But first (and briefly), I’ll explain the numbering in the title. Slade House is the 15th book I’ve reviewed on this blog this year but the 42nd book I’ve read (according to Goodreads). No, I’m not going to hit my goal of 50 this year, but I’ll talk about that later.
So. Slade House. It’s my fourth Mitchell novel. First came Cloud Atlas, then The Thousand Autumns of Jacob de Zoet, then The Bone Clocks, all of which I’ve talked about here. Mitchell intrigues me, and Slade House has only added to my interest. At this rate, I’ll be a fanatic before long.

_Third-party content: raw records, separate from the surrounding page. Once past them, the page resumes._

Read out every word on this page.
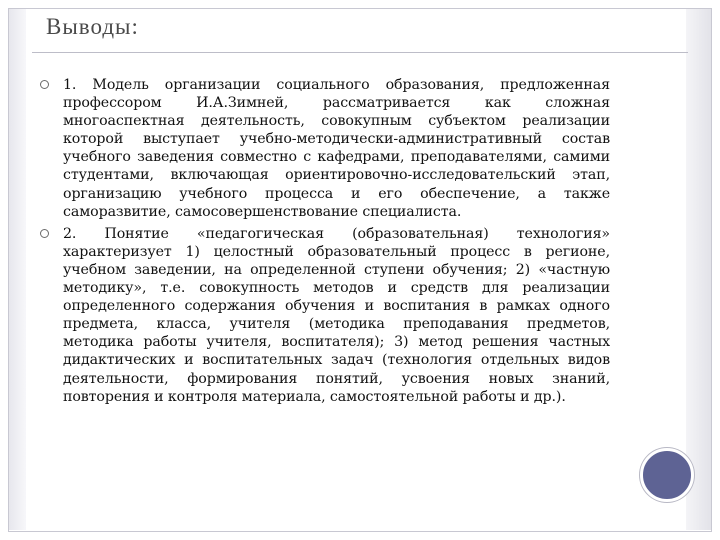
Выводы:
1. Модель организации социального образования, предложенная профессором И.А.Зимней, рассматривается как сложная многоаспектная деятельность, совокупным субъектом реализации которой выступает учебно-методически-административный состав учебного заведения совместно с кафедрами, преподавателями, самими студентами, включающая ориентировочно-исследовательский этап, организацию учебного процесса и его обеспечение, а также саморазвитие, самосовершенствование специалиста.
2. Понятие «педагогическая (образовательная) технология» характеризует 1) целостный образовательный процесс в регионе, учебном заведении, на определенной ступени обучения; 2) «частную методику», т.е. совокупность методов и средств для реализации определенного содержания обучения и воспитания в рамках одного предмета, класса, учителя (методика преподавания предметов, методика работы учителя, воспитателя); 3) метод решения частных дидактических и воспитательных задач (технология отдельных видов деятельности, формирования понятий, усвоения новых знаний, повторения и контроля материала, самостоятельной работы и др.).
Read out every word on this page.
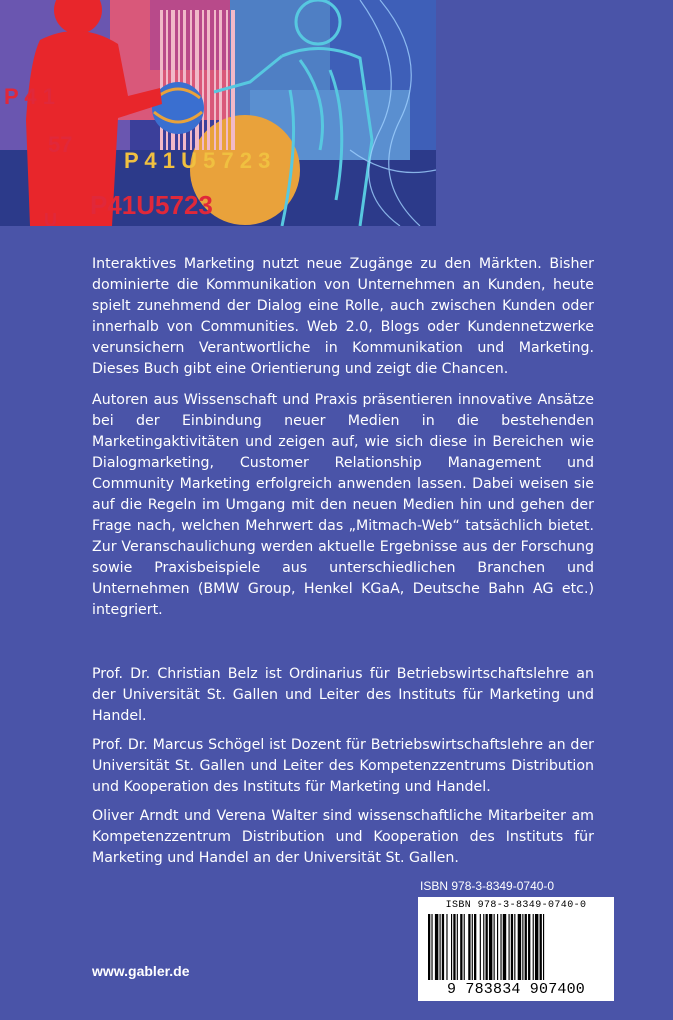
P 4 1
57
P 4 1 U 5 7 2 3
P41U5723
U

Interaktives Marketing nutzt neue Zugänge zu den Märkten. Bisher dominierte die Kommunikation von Unternehmen an Kunden, heute spielt zunehmend der Dialog eine Rolle, auch zwischen Kunden oder innerhalb von Communities. Web 2.0, Blogs oder Kundennetzwerke verunsichern Verantwortliche in Kommunikation und Marketing. Dieses Buch gibt eine Orientierung und zeigt die Chancen.

Autoren aus Wissenschaft und Praxis präsentieren innovative Ansätze bei der Einbindung neuer Medien in die bestehenden Marketingaktivitäten und zeigen auf, wie sich diese in Bereichen wie Dialogmarketing, Customer Relationship Management und Community Marketing erfolgreich anwenden lassen. Dabei weisen sie auf die Regeln im Umgang mit den neuen Medien hin und gehen der Frage nach, welchen Mehrwert das „Mitmach-Web“ tatsächlich bietet. Zur Veranschaulichung werden aktuelle Ergebnisse aus der Forschung sowie Praxisbeispiele aus unterschiedlichen Branchen und Unternehmen (BMW Group, Henkel KGaA, Deutsche Bahn AG etc.) integriert.

Prof. Dr. Christian Belz ist Ordinarius für Betriebswirtschaftslehre an der Universität St. Gallen und Leiter des Instituts für Marketing und Handel.

Prof. Dr. Marcus Schögel ist Dozent für Betriebswirtschaftslehre an der Universität St. Gallen und Leiter des Kompetenzzentrums Distribution und Kooperation des Instituts für Marketing und Handel.

Oliver Arndt und Verena Walter sind wissenschaftliche Mitarbeiter am Kompetenzzentrum Distribution und Kooperation des Instituts für Marketing und Handel an der Universität St. Gallen.

ISBN 978-3-8349-0740-0
ISBN 978-3-8349-0740-0
9 783834 907400
www.gabler.de
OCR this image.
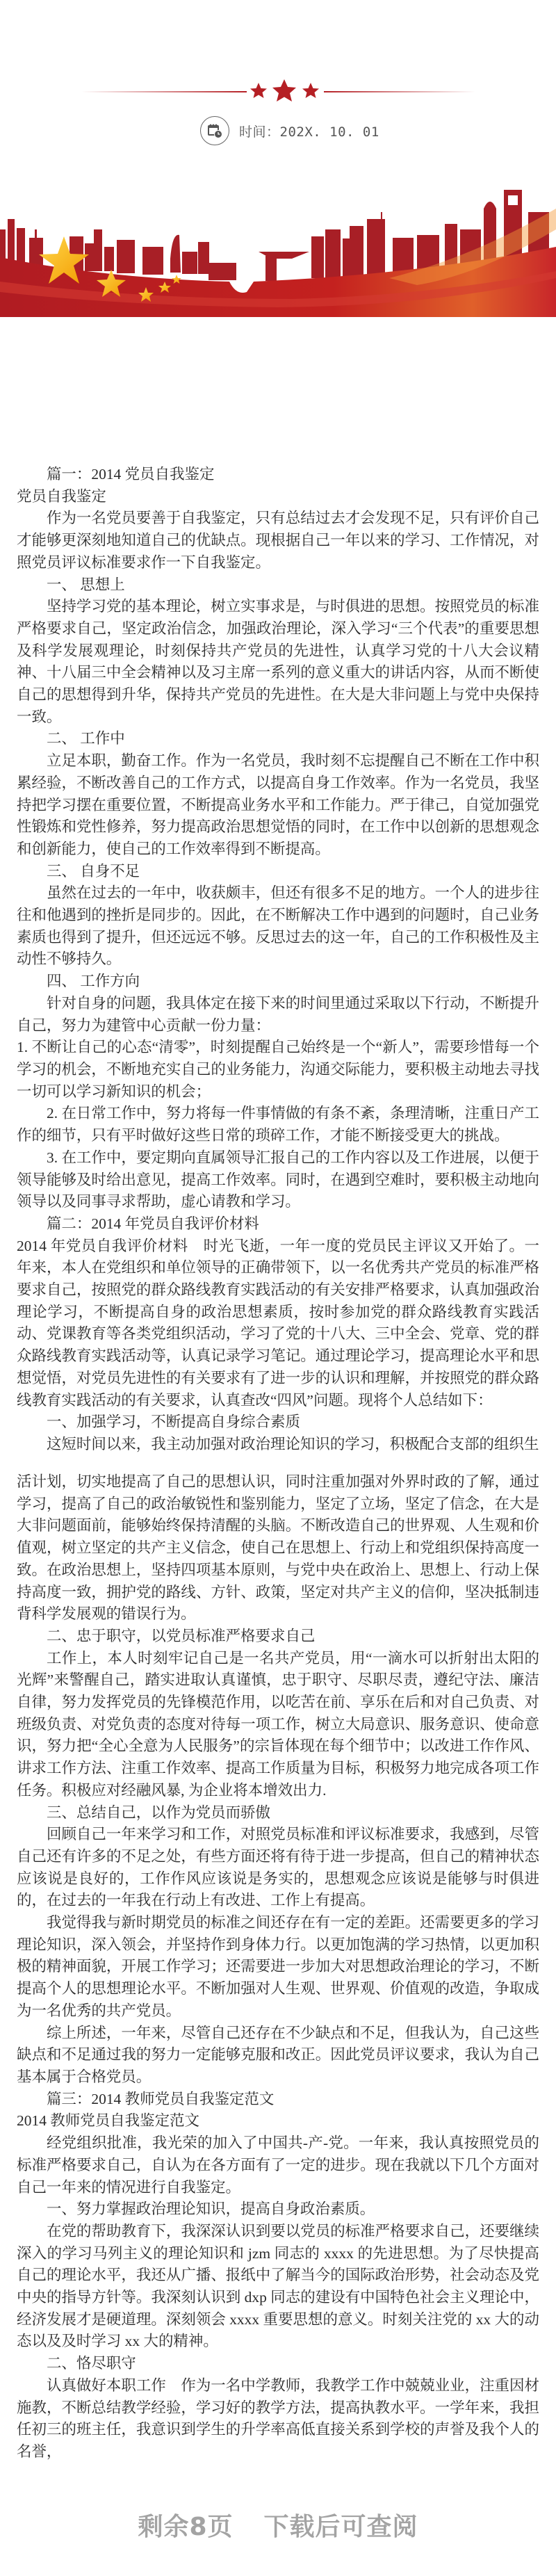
时间：202X. 10. 01

篇一：2014 党员自我鉴定

党员自我鉴定

作为一名党员要善于自我鉴定，只有总结过去才会发现不足，只有评价自己才能够更深刻地知道自己的优缺点。现根据自己一年以来的学习、工作情况，对照党员评议标准要求作一下自我鉴定。

一、 思想上

坚持学习党的基本理论，树立实事求是，与时俱进的思想。按照党员的标准严格要求自己，坚定政治信念，加强政治理论，深入学习“三个代表”的重要思想及科学发展观理论，时刻保持共产党员的先进性，认真学习党的十八大会议精神、十八届三中全会精神以及习主席一系列的意义重大的讲话内容，从而不断使自己的思想得到升华，保持共产党员的先进性。在大是大非问题上与党中央保持一致。

二、 工作中

立足本职，勤奋工作。作为一名党员，我时刻不忘提醒自己不断在工作中积累经验，不断改善自己的工作方式，以提高自身工作效率。作为一名党员，我坚持把学习摆在重要位置，不断提高业务水平和工作能力。严于律己，自觉加强党性锻炼和党性修养，努力提高政治思想觉悟的同时，在工作中以创新的思想观念和创新能力，使自己的工作效率得到不断提高。

三、 自身不足

虽然在过去的一年中，收获颇丰，但还有很多不足的地方。一个人的进步往往和他遇到的挫折是同步的。因此，在不断解决工作中遇到的问题时，自己业务素质也得到了提升，但还远远不够。反思过去的这一年，自己的工作积极性及主动性不够持久。

四、 工作方向

针对自身的问题，我具体定在接下来的时间里通过采取以下行动，不断提升自己，努力为建管中心贡献一份力量：

1. 不断让自己的心态“清零”，时刻提醒自己始终是一个“新人”，需要珍惜每一个学习的机会，不断地充实自己的业务能力，沟通交际能力，要积极主动地去寻找一切可以学习新知识的机会；

2. 在日常工作中，努力将每一件事情做的有条不紊，条理清晰，注重日产工作的细节，只有平时做好这些日常的琐碎工作，才能不断接受更大的挑战。

3. 在工作中，要定期向直属领导汇报自己的工作内容以及工作进展，以便于领导能够及时给出意见，提高工作效率。同时，在遇到空难时，要积极主动地向领导以及同事寻求帮助，虚心请教和学习。

篇二：2014 年党员自我评价材料

2014 年党员自我评价材料　时光飞逝，一年一度的党员民主评议又开始了。一年来，本人在党组织和单位领导的正确带领下，以一名优秀共产党员的标准严格要求自己，按照党的群众路线教育实践活动的有关安排严格要求，认真加强政治理论学习，不断提高自身的政治思想素质，按时参加党的群众路线教育实践活动、党课教育等各类党组织活动，学习了党的十八大、三中全会、党章、党的群众路线教育实践活动等，认真记录学习笔记。通过理论学习，提高理论水平和思想觉悟，对党员先进性的有关要求有了进一步的认识和理解，并按照党的群众路线教育实践活动的有关要求，认真查改“四风”问题。现将个人总结如下：

一、加强学习，不断提高自身综合素质

这短时间以来，我主动加强对政治理论知识的学习，积极配合支部的组织生

活计划，切实地提高了自己的思想认识，同时注重加强对外界时政的了解，通过学习，提高了自己的政治敏锐性和鉴别能力，坚定了立场，坚定了信念，在大是大非问题面前，能够始终保持清醒的头脑。不断改造自己的世界观、人生观和价值观，树立坚定的共产主义信念，使自己在思想上、行动上和党组织保持高度一致。在政治思想上，坚持四项基本原则，与党中央在政治上、思想上、行动上保持高度一致，拥护党的路线、方针、政策，坚定对共产主义的信仰，坚决抵制违背科学发展观的错误行为。

二、忠于职守，以党员标准严格要求自己

工作上，本人时刻牢记自己是一名共产党员，用“一滴水可以折射出太阳的光辉”来警醒自己，踏实进取认真谨慎，忠于职守、尽职尽责，遵纪守法、廉洁自律，努力发挥党员的先锋模范作用，以吃苦在前、享乐在后和对自己负责、对班级负责、对党负责的态度对待每一项工作，树立大局意识、服务意识、使命意识，努力把“全心全意为人民服务”的宗旨体现在每个细节中；以改进工作作风、讲求工作方法、注重工作效率、提高工作质量为目标，积极努力地完成各项工作任务。积极应对经融风暴, 为企业将本增效出力.

三、总结自己，以作为党员而骄傲

回顾自己一年来学习和工作，对照党员标准和评议标准要求，我感到，尽管自己还有许多的不足之处，有些方面还将有待于进一步提高，但自己的精神状态应该说是良好的，工作作风应该说是务实的，思想观念应该说是能够与时俱进的，在过去的一年我在行动上有改进、工作上有提高。

我觉得我与新时期党员的标准之间还存在有一定的差距。还需要更多的学习理论知识，深入领会，并坚持作到身体力行。以更加饱满的学习热情，以更加积极的精神面貌，开展工作学习；还需要进一步加大对思想政治理论的学习，不断提高个人的思想理论水平。不断加强对人生观、世界观、价值观的改造，争取成为一名优秀的共产党员。

综上所述，一年来，尽管自己还存在不少缺点和不足，但我认为，自己这些缺点和不足通过我的努力一定能够克服和改正。因此党员评议要求，我认为自己基本属于合格党员。

篇三：2014 教师党员自我鉴定范文

2014 教师党员自我鉴定范文

经党组织批准，我光荣的加入了中国共-产-党。一年来，我认真按照党员的标准严格要求自己，自认为在各方面有了一定的进步。现在我就以下几个方面对自己一年来的情况进行自我鉴定。

一、努力掌握政治理论知识，提高自身政治素质。

在党的帮助教育下，我深深认识到要以党员的标准严格要求自己，还要继续深入的学习马列主义的理论知识和 jzm 同志的 xxxx 的先进思想。为了尽快提高自己的理论水平，我还从广播、报纸中了解当今的国际政治形势，社会动态及党中央的指导方针等。我深刻认识到 dxp 同志的建设有中国特色社会主义理论中，经济发展才是硬道理。深刻领会 xxxx 重要思想的意义。时刻关注党的 xx 大的动态以及及时学习 xx 大的精神。

二、恪尽职守

认真做好本职工作　作为一名中学教师，我教学工作中兢兢业业，注重因材施教，不断总结教学经验，学习好的教学方法，提高执教水平。一学年来，我担任初三的班主任，我意识到学生的升学率高低直接关系到学校的声誉及我个人的名誉，

剩余8页 下载后可查阅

It’s a genre-bender: a supernatural mystery of sorts. Every nine years, something happens at Slade House, and each of these occurrences has its own story with its own first-person narrator. The first is a boy, brought there by his mother, who expects to meet musical society-types there, sort of reliving her past. The boy meets a new friend in the garden, and they play a game that ends in everything going strange – and eventually wrong. Nine years later, a policeman finds the house, and something similar happens. Every nine years, the same thing.
Of course, things eventually become more complicated, and we get closer and closer to figure out what’s really going on. So it’s basically a ghost story about a mysterious house, but since it’s David Mitchell, it’s not quite that simple, and it’s tied to some of his other books, especially The Bone Clocks. (The connections are bonus-level: you really don’t have to have read The Bone Clocks to know what’s going on.) It’s a super-fun quick read.
Mitchell has several other books that I haven’t read yet, but I liked Slade House enough that I’m going to move them up in my TBR Pile. I’ll do my best not to reread Cloud Atlas or The Bone Clocks anytime soon, but no promises. Since I’m reading relatively little right now, I’d like to stick to books I haven’t read.
Which all means that you should run to your local library or bookstore and get your hands on a copy of Slade House. You won’t regret it. I generally hate mysteries, but I guess the ghost story part was enough to hold my interest. And if you’ve read Bone Clocks, you definitely need to read it. Drop what you’re doing and go.